Exploitation of the court-created Upland loophole has resulted in many local special tax increases being imposed without two-thirds voter approval under Proposition 13, including the controversial Measure ULA (2022) “mansion tax” in Los Angeles and many local sales tax and parcel tax increases, that would have otherwise not been approved and imposed in the absence of the court-created Upland loophole.

In response to the local special tax increases imposed without two-thirds voter approval due to the court-created Upland loophole, an initiative constitutional amendment known as the “Local Taxpayer Protection Act to Save Proposition 13” was filed and obtained sufficient signatures to appear on the November 2026 statewide ballot in California.

The “Local Taxpayer Protection Act to Save Proposition 13” initiative contained several integrated components that included: (1) closing the court-created Upland loophole; (2) significantly limiting the ability of local governments to impose real property transfer taxes; (3) ending existing initiative parcel taxes enacted without two-thirds voter approval under the court-created Upland loophole; and (4) ending existing real property transfer taxes levied in charter cities, including the Measure ULA “mansion tax” in Los Angeles.

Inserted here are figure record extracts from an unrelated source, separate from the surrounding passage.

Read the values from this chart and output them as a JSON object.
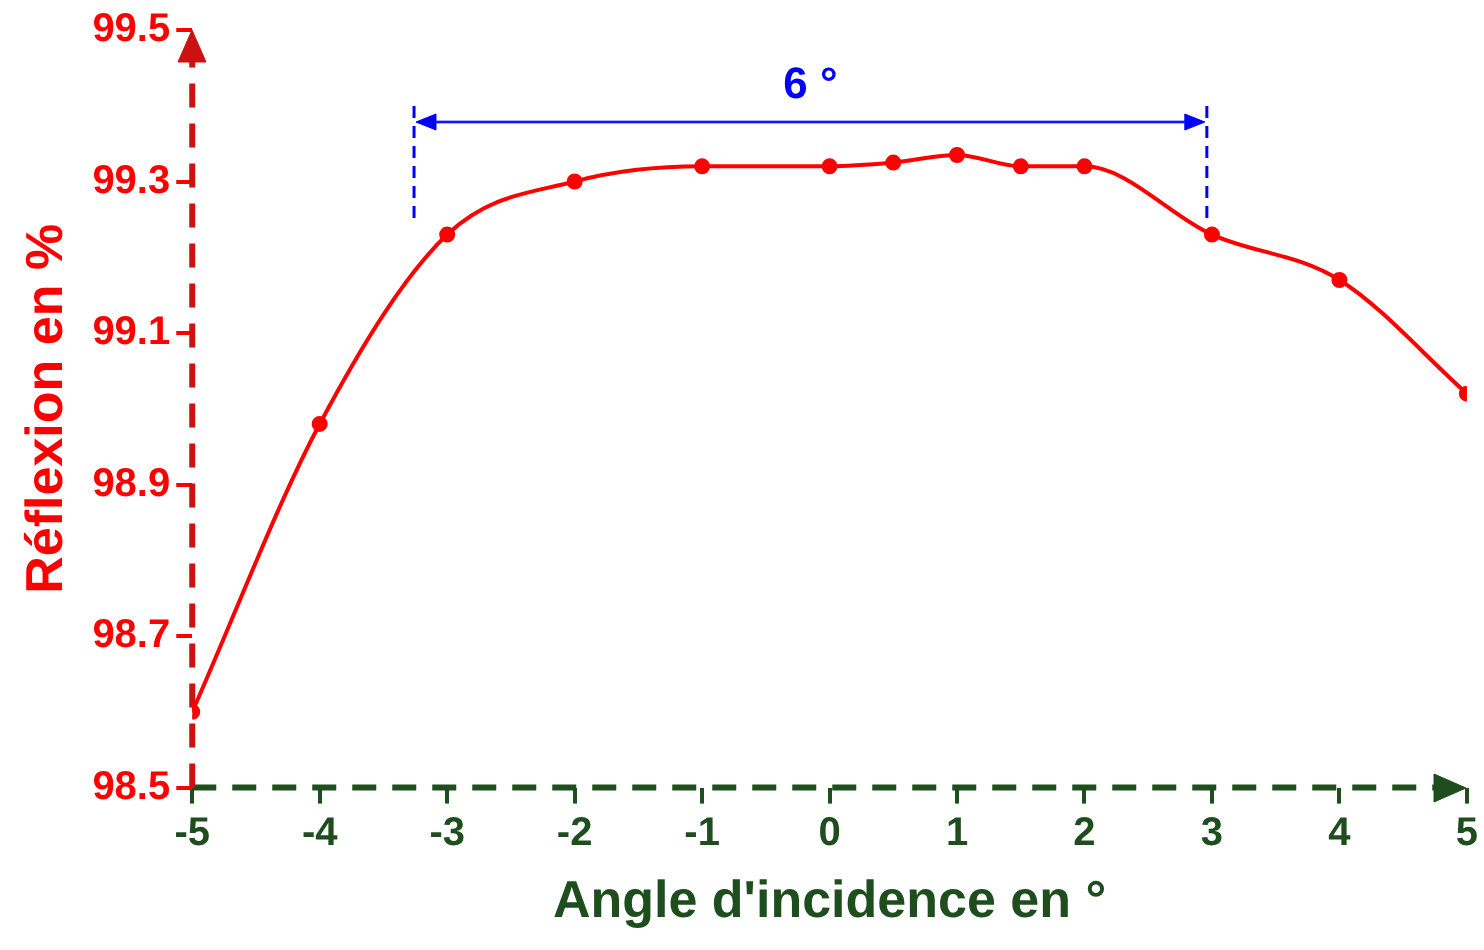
{
  "chart_data": {
    "type": "line",
    "xlabel": "Angle d'incidence en °",
    "ylabel": "Réflexion en %",
    "x": [
      -5,
      -4,
      -3,
      -2,
      -1,
      0,
      0.5,
      1,
      1.5,
      2,
      3,
      4,
      5
    ],
    "series": [
      {
        "color": "#ff0000",
        "values": [
          98.6,
          98.98,
          99.23,
          99.3,
          99.32,
          99.32,
          99.325,
          99.335,
          99.32,
          99.32,
          99.23,
          99.17,
          99.02
        ]
      }
    ],
    "xlim": [
      -5,
      5
    ],
    "xticks": [
      -5,
      -4,
      -3,
      -2,
      -1,
      0,
      1,
      2,
      3,
      4,
      5
    ],
    "ylim": [
      98.5,
      99.5
    ],
    "yticks": [
      98.5,
      98.7,
      98.9,
      99.1,
      99.3,
      99.5
    ],
    "ref_lines": [
      {
        "axis": "x",
        "value": -3.26,
        "color": "#0000ff",
        "line_style": "dashed"
      },
      {
        "axis": "x",
        "value": 2.96,
        "color": "#0000ff",
        "line_style": "dashed"
      }
    ],
    "annotations": [
      "6 °"
    ],
    "grid": false,
    "legend": false,
    "marker": "circle",
    "line_style": "solid"
  }
}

Ultimately, a compromise was reached that resulted in the “Local Taxpayer Protection Act to Save Proposition 13” initiative being withdrawn from the ballot by the initiative proponent in favor of a more limited proposed constitutional amendment (ACA 22) that was placed on the ballot by the California Legislature and became known as Proposition 43.

Under the Proposition 43 compromise, only the closure of the court-created Upland loophole will appear on the November 2026 ballot for California voters to decide. Other components of the “Local Taxpayer Protection Act to Save Proposition 13” initiative would not appear on the November 2026 ballot, including the limitations on real property transfer taxes and the provisions ending any already existing local taxes which included the Measure ULA “mansion tax” in Los Angeles. In exchange for withdrawing the “Local Taxpayer Protection Act to Save Proposition 13” initiative, the Legislature also agreed to remove another proposed constitutional amendment from the ballot (ACA 13) that would have made taxpayer protection constitutional amendments containing supermajority vote requirements much harder for California voters to approve.